The University and College Union (UCU) estimates staff wages have fallen by a quarter in real terms since 2009, while pension cuts mean a 35% drop in retirement income for a typical member.
The union is also asking for a £2,500 pay rise for all university employees.
Universities UK, which advocates for universities, said employers were at “the limit of affordability”.
It is the third round of strike action this academic year.
UCU members already held 10 days of walkouts between 14 February and 2 March and three days of industrial action in December.
Staff at the universities of Dundee, Edinburgh, Glasgow, St Andrews, Stirling, Strathclyde, Edinburgh Napier, Glasgow School of Art, Herriot-Watt, Queen Margaret and the Open University are among those walking out across the UK.
Members at some institutions are taking action only on the pension issue, some only on pay and working conditions and some on both.
Staff at ‘breaking point’
Jo Grady, general secretary of the UCU, accused university bosses of “pushing their own staff to breaking point” and sitting on billions of pounds worth of reserves.

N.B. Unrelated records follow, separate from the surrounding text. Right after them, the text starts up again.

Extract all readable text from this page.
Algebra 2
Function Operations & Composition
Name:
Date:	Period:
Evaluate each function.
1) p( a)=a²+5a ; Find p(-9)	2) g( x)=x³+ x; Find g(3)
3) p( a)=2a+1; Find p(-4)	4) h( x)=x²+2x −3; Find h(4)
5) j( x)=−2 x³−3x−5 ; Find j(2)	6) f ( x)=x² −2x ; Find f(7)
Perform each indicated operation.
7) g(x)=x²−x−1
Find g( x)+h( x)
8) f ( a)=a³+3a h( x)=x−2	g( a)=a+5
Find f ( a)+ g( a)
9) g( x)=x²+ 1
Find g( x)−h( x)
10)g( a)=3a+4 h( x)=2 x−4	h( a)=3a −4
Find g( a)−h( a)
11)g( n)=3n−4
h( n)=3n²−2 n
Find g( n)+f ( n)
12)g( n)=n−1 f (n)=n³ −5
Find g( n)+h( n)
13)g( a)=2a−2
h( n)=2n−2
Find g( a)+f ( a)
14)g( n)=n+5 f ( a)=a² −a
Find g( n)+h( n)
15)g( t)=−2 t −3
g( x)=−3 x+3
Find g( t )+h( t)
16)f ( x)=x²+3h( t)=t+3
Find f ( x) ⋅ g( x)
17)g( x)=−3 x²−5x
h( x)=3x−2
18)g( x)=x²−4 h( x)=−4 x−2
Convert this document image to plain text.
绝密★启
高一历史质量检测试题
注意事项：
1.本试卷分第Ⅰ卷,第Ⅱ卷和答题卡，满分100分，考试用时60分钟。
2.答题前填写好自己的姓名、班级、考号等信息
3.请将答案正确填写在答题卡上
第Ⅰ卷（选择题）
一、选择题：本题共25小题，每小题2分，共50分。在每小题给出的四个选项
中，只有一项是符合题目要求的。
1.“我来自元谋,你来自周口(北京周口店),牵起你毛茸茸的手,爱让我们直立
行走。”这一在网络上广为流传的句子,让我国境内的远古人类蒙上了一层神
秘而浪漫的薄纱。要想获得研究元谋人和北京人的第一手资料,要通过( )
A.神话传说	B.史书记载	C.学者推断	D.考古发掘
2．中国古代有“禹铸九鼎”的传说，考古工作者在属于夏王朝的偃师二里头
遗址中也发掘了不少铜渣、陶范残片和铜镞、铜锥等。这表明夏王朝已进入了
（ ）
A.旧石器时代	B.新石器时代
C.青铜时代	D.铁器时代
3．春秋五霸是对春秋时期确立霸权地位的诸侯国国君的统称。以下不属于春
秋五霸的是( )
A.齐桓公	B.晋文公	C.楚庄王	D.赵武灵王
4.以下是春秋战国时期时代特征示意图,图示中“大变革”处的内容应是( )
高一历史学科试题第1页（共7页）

“Vice-chancellors and principals across the UK have the power to end these disputes. The money is there to pay staff properly, tackle punishing working conditions and reverse pension cuts that will devastate retirement incomes,” she added.
The union said pension cuts to the Universities Superannuation Scheme (USS) were “forced through” by university employers.
It wants employers to revoke the cuts and re-enter negotiations.
But a spokesman for the scheme defended its decision, saying that guaranteeing inflation protected pensions was “much more expensive today than in the past”.
The organisation said the decision was in response to long term economic and demographic changes.
Universities UK, an advocacy group for universities across the country, criticised the UCU action, insisting that employers were at “the limit of affordability”.
“Scheme members should ask themselves whether they are willing to sacrifice even more to pay higher pensions contributions based on UCU’s unsubstantiated view that another valuation will yield a better outcome”, a spokesperson for the organisation added.
The changes are due to be implemented from 1 April.